Summer is just about here, which means an abundance of fresh fruits and vegetables are in season. A new favorite salad at Shark HQ is this refreshing Stacked Watermelon Arugula Salad. With our 6-days per week of curriculum in full swing for our Patriot Training Foundation military trainees, we are always looking for quick, healthy recipes to make for dinner this time of year. I’m sure you’ve seen variations of this, but ours literally takes only 5 minutes to make and presents beautifully. Pair it with a healthy protein and you’ve got a kick ass healthy meal.
1 Seedless Watermelon
Extra Virgin Olive Oil
Crumbled Feta Cheese
Roasted Salted Pistachio Nut Meats (or Pine Nuts)
- Slice the watermelon into 1″ thick rings and remove the rind; cut the larger rings in half or in quarters and plate them.
- In a small bowl, toss the arugula with a generous drizzle of olive oil, some crumbled feta cheese, and the salt and pepper.

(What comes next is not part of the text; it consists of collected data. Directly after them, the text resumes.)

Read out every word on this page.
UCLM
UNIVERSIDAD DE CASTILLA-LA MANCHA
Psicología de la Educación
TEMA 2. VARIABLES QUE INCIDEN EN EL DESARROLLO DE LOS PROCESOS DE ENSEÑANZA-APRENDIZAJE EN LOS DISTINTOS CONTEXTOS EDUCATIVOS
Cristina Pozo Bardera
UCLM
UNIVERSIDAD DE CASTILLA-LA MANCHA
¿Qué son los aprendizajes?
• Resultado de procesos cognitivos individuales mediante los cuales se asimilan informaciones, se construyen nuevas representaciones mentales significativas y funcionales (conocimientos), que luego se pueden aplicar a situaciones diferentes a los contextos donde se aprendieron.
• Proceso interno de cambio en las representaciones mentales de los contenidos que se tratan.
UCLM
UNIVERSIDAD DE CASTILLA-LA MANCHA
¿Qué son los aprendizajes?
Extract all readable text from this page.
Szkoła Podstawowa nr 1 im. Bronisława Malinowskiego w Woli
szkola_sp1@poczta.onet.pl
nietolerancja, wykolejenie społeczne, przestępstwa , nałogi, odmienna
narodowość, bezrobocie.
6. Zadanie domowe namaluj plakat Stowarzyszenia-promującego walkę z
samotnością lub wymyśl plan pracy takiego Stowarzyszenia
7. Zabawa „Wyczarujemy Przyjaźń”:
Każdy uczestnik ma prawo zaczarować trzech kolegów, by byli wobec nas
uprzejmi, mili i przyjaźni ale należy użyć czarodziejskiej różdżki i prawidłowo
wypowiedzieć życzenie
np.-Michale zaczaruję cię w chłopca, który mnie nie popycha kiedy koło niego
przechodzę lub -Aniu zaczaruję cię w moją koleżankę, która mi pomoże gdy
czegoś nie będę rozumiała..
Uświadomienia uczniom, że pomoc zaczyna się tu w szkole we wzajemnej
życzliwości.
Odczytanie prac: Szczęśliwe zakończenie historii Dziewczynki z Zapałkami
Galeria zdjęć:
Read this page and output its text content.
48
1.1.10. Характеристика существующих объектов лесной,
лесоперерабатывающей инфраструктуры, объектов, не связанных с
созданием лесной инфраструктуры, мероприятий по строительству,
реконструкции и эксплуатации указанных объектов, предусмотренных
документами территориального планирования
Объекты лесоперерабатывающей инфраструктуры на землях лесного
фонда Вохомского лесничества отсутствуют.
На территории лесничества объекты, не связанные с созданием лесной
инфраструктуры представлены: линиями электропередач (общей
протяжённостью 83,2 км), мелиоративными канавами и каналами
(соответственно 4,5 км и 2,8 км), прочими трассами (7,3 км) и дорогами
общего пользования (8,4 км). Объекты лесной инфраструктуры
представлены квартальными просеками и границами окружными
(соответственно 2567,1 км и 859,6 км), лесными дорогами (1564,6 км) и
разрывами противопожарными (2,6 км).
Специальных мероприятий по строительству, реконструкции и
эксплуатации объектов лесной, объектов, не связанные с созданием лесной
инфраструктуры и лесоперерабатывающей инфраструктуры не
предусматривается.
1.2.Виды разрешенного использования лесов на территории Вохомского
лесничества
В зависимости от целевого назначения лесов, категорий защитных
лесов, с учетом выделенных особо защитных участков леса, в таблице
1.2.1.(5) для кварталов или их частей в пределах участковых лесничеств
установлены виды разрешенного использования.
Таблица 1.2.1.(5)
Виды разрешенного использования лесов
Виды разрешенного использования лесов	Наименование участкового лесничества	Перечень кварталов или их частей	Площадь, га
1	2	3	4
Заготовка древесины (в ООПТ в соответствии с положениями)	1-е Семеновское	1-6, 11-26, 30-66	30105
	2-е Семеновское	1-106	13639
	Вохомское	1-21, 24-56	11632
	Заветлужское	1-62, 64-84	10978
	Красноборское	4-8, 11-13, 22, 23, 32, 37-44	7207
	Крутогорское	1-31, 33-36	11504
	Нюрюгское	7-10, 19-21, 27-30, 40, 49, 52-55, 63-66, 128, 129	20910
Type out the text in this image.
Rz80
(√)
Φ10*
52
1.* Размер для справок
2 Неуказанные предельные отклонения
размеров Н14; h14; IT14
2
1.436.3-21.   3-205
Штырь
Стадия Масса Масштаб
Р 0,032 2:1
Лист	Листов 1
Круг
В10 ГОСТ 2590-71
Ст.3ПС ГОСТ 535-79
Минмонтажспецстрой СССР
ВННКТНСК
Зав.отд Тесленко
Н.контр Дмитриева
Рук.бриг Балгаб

- Stack the arugula mixture on top of the watermelon. Sprinkle a handful of nuts on top and drizzle with balsamic vinegar. Enjoy!
This recipe is less about specific measurements and more about flavoring the salad to your taste without going overboard on any of the ingredients (with arugula being the exception!). One serving of watermelon, which has a 92% water content, but also is high on the glycemic index, is 1 cup.
Great source of Vitamin C, Potassium, Copper and Vitamin B5 and Beta Carotene which your body turns into Vitamin A. Fresh watermelon has more lycopene (a powerful antioxidant) than tomatoes and is great for eye health.
One study even showed that watermelon juice can help decrease muscle soreness after training. In other words, train hard. Have a Watermelon Arugula Salad. Repeat.
Arugula is a super green that is nutrient dense and low in calories. 1 cup of these peppery greens is only 5 calories! It provides loads of Vitamin A, potassium, and calcium.